What happened to save me from the horrors of this alien obsession?  I’m not sure.  I speculate that the alien obsession withered away and died while I was doing other things like getting a PhD, teaching and doing some commissioned research and writing.  Or perhaps it’s not an alien invasion that took people, perhaps it’s an alien virus of some kind and the severe bout of Advanced Modellers Syndrome that I caught in the 1980s made me immune when the major virus attack that seems to have overcome the entire modelling fraternity occurred some time later.  All I can tell you is that all the inducements to buy more modelling products and experiment with them that we are exposed to these days just bounce off and have no effect on me.  Sure, I strive to make my models look as good as the contents of the kit box will allow, and have had a soul searching experience with the new brands of modelling paints recently, but as for the temptation to smear all kinds of modelling product on a nice new model, I can’t see the point.  I feel sorry for those who have been taken over by these alien obsessions, but there’s no point in fighting them, they seem to enjoy doing whatever their alien obsession drives them to.  I’m free of it all, and a happier modeller as a result.
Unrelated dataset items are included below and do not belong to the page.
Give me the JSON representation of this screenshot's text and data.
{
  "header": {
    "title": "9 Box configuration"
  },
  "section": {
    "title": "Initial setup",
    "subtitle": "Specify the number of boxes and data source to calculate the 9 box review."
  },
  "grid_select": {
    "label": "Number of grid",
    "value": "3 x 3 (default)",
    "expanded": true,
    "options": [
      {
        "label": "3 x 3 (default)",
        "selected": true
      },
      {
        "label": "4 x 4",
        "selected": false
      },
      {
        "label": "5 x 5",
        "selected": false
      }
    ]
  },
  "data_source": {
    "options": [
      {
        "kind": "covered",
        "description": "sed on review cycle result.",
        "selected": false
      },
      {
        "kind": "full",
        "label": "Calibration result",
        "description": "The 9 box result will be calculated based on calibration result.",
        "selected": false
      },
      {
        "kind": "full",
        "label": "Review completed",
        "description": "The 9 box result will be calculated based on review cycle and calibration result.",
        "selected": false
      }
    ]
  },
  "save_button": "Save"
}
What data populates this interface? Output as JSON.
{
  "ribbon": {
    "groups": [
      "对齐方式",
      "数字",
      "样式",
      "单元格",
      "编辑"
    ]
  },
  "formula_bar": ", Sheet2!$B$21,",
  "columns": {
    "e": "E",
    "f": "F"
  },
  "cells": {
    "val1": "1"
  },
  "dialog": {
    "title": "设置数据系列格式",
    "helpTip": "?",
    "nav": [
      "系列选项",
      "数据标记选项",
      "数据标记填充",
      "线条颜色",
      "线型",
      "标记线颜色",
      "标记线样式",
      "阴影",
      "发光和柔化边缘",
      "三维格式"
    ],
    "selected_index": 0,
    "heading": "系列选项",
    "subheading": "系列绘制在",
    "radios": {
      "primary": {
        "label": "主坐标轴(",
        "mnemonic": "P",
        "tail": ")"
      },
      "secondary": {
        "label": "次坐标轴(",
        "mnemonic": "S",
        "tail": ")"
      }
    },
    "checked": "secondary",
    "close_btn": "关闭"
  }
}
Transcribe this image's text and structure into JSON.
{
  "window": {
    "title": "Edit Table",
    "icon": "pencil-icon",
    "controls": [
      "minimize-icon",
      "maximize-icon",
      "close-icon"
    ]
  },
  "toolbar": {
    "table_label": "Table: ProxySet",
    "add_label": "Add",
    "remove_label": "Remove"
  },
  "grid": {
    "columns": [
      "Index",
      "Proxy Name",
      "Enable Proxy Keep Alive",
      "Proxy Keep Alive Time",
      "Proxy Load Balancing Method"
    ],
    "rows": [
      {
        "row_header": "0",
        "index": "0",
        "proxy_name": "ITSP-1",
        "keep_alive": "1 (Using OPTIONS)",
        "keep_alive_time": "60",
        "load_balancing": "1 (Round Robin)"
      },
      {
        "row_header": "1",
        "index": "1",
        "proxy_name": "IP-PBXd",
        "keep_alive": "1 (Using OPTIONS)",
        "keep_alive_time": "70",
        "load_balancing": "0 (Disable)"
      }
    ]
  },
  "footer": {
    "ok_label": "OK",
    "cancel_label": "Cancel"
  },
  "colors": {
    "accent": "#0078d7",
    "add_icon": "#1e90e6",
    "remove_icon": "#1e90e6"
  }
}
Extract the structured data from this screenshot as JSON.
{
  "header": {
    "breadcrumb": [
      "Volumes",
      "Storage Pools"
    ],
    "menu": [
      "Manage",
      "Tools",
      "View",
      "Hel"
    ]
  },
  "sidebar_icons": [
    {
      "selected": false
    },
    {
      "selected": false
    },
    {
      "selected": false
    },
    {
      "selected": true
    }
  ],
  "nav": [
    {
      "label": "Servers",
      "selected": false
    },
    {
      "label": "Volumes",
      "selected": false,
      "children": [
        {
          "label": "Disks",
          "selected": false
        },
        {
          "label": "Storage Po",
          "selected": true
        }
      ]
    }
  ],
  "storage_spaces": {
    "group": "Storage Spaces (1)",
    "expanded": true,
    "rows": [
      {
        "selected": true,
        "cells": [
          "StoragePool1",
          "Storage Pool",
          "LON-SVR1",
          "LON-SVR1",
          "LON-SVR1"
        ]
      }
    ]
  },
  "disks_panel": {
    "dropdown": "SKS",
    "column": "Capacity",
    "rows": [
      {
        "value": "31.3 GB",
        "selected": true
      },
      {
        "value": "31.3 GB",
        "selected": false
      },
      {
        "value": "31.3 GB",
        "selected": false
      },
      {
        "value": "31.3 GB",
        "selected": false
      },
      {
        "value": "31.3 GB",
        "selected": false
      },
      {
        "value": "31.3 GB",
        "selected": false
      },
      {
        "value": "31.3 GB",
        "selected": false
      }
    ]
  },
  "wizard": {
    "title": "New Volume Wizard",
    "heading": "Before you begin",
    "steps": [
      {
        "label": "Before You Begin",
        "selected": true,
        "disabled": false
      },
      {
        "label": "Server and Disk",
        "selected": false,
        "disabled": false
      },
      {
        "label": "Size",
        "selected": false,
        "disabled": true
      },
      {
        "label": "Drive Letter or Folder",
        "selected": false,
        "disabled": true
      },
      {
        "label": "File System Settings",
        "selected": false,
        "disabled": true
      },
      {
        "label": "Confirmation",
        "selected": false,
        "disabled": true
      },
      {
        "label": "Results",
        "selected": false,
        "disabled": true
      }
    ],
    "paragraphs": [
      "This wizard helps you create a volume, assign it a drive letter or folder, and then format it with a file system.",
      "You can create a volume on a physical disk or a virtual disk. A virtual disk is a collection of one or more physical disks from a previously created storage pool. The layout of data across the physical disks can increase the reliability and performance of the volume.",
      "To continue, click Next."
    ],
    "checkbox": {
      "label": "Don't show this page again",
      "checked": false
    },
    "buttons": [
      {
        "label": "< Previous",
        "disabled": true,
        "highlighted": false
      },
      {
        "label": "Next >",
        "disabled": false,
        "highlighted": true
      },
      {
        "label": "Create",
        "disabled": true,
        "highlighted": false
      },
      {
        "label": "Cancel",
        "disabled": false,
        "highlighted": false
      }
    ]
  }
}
And still …  I have been known to do a tiny wash here and there, just to bring out some highlights.  I’ve also been known to do just a touch of tonal variation on large areas of monotone colour.  And I have an extensive collection of aftermarket decal sheets, but I keep them in a box in the garage and try not to think about them too much.  I did give in to temptation and buy aftermarket white metal undercarriage legs for my A.320s, telling myself that was necessary because the kit plastic undercarriage legs were too weak and frequently broke off during construction.  In a moment of weakness I have been known to use some of the etch parts that come in kits these days and I gave in to temptation one time and bought the detail set for a 1/72 Gulfstream V which I will get around to making one of these days.  But apart from that, I’ve got it under control, the urges I mean.  Even when I’m looking at the BNA web site, just because I need some more paint you understand, nothing more, I avert my eyes from any detail sets that might be advertised.

But look, there’s a nice etch metal set of rigging for the Airfix 1/72 Tiger Moth, there wouldn’t be any harm in buying that, would there?  I wonder if anyone makes the Gipsy Major engine for it, that would look cool displayed with the cowling removed.  And, what about a full interior …..  Hold on!  What am I thinking?

Where’s that Advanced Modellers Syndrome Help Line number again.